Well, a $200 million athletic budget for starters, which is ~ 70% larger than Illinois' IIRC, helps. Then add in some very deep-pocketed donors (like Steve Ross and others.) Also a large, adjacent metropolitan area, filled with alums who are rabid Michigan sports fans and not diluted to the extent Chicago is by other followings. (In Detroit MSU plays serious second-fiddle to UM.) Also, more than a century of largely uninterrupted football excellence and national profile.
It's a brand that perhaps got itself started w/o help from the university admin but in the slipstream of which the university has drafted effortlessly for many decades. And it's not just football. It's everything, all the way down to women's field hockey. It also helps to have a longstanding, charismatic coach like Schembechler (or Paterno or Hayes) who becomes a power center unto himself and inextricably linked with the brand.
My favorite Woody Hayes quote, from the '60s when a local journalist asked how he would respond to criticism from faculty that the OSU football program overshadowed the academics of the university: "I disagree. Ohio State is a university of which the football team can be justifiably proud."

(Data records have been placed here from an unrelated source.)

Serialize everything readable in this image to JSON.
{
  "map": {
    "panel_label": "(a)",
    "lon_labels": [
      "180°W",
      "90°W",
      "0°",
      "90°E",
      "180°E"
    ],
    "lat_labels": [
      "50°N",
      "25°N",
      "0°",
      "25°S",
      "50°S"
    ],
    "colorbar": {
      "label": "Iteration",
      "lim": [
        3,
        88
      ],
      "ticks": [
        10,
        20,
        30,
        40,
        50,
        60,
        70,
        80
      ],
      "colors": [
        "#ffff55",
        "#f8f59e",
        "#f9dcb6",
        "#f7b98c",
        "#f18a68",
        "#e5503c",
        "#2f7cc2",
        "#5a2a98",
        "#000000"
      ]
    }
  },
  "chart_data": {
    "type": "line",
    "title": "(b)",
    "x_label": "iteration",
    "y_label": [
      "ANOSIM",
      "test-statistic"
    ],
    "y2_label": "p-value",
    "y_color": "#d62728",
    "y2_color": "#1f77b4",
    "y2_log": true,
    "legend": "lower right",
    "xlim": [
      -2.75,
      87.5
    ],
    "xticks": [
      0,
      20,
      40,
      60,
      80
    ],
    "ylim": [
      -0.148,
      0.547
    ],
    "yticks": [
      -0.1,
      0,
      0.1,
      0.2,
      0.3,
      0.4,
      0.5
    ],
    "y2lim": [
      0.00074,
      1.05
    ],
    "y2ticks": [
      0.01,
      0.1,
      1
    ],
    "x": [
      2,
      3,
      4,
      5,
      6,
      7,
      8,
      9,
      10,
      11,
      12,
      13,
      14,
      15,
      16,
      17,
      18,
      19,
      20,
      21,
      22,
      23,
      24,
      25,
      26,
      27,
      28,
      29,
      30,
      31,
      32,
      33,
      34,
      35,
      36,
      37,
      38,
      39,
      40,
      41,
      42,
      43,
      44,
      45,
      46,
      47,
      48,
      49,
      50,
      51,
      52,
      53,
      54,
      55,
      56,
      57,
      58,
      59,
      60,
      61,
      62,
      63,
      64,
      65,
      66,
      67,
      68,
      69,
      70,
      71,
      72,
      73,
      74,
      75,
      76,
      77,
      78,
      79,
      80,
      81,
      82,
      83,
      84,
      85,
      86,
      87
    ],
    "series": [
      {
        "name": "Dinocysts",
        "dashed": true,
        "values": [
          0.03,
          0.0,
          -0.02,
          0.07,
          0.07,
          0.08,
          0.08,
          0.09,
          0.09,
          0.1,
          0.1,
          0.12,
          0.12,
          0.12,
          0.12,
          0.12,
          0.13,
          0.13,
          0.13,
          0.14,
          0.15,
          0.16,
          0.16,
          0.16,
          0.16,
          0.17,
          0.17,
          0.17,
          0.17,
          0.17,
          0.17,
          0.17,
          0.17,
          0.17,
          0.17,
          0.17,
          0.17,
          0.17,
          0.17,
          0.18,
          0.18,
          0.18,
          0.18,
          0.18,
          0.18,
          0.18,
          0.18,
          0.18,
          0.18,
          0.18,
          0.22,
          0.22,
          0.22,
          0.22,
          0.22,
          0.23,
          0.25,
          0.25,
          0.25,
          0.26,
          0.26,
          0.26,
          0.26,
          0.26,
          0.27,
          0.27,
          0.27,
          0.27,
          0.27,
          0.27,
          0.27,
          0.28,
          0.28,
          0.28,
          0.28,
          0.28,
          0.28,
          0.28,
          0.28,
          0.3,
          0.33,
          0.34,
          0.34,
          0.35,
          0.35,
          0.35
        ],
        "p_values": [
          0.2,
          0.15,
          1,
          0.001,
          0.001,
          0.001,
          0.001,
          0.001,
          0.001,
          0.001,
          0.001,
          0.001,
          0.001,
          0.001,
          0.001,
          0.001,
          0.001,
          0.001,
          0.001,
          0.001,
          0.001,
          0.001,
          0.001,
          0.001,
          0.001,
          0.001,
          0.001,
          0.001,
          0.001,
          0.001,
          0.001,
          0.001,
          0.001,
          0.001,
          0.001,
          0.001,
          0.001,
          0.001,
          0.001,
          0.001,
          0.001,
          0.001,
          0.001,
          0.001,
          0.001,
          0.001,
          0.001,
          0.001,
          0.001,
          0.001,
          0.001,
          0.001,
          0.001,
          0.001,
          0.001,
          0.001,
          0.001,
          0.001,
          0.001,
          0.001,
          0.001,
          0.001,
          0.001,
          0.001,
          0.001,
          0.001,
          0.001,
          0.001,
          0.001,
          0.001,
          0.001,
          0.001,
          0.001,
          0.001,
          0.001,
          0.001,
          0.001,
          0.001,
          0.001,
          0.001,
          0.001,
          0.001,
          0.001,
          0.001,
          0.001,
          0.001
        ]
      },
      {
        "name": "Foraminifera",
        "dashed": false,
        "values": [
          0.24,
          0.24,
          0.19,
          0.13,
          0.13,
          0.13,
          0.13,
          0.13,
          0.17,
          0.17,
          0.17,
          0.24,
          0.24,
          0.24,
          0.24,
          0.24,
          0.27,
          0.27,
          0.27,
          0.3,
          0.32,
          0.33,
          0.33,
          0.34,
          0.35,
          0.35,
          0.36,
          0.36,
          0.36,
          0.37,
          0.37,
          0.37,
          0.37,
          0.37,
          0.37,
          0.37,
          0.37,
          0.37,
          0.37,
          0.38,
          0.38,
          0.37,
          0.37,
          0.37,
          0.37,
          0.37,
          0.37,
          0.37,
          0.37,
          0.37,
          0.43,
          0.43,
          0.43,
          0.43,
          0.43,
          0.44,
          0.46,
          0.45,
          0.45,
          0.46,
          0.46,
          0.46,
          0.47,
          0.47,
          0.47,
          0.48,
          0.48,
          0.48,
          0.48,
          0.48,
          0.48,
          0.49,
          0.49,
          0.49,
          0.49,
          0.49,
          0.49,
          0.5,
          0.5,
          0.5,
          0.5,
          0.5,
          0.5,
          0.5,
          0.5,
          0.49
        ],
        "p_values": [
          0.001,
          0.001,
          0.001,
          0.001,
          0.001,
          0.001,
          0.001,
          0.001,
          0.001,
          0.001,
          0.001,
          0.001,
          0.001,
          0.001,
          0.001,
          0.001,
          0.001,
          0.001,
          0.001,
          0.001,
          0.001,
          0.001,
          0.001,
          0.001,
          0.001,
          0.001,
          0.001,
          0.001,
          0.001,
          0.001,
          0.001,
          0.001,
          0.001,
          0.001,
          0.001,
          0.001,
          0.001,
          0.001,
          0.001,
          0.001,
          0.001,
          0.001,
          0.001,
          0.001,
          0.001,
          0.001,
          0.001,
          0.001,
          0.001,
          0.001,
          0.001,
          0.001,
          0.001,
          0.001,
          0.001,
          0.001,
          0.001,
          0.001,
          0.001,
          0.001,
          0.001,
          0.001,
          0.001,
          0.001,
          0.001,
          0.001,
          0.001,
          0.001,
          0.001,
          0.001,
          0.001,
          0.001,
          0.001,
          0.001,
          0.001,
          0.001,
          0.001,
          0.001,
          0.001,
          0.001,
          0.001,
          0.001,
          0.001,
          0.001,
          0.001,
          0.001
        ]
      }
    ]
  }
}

Said the Professor of Military History (he actually taught that course every winter until he was fired in '79.) Finger, meet eyes.
But these are rare situations in which a tremendous brand is created and sustained over many decades. And OSU still struggles with a reputation of having mediocre academics. I'm sympathetic to FLIllini's argument. But I think it comes down to who's sitting in the President/Chancellor's chair and what issues and crises command their attention, rather than benign neglect. When you're struggling to fill holes caused by dwindling state funding, as our Presidents/Chancellors have been doing for a long time, you tend to want an athletics department that doesn't create more fires to fight. When you're sailing comfortably on calm seas with a following wind you have the luxury of focusing more broadly. When I was a student, Stan Ikenberry (as President) and Thomas Everhart/Morton Weir (UIUC Chancellors) were outstanding leaders. I've not been too impressed with many of their successors. Nancy Cantor, for one, was a train wreck.
As for Michigan, I recall that Lee Bollinger (now president of Columbia Univ) wrote an entire book about the importance of athletics to the U of M brand. I read it ~ 20 years ago. And Mary Sue Coleman, his successor, stated flatly that the football program was a tremendously important asset to the university. And indeed it is.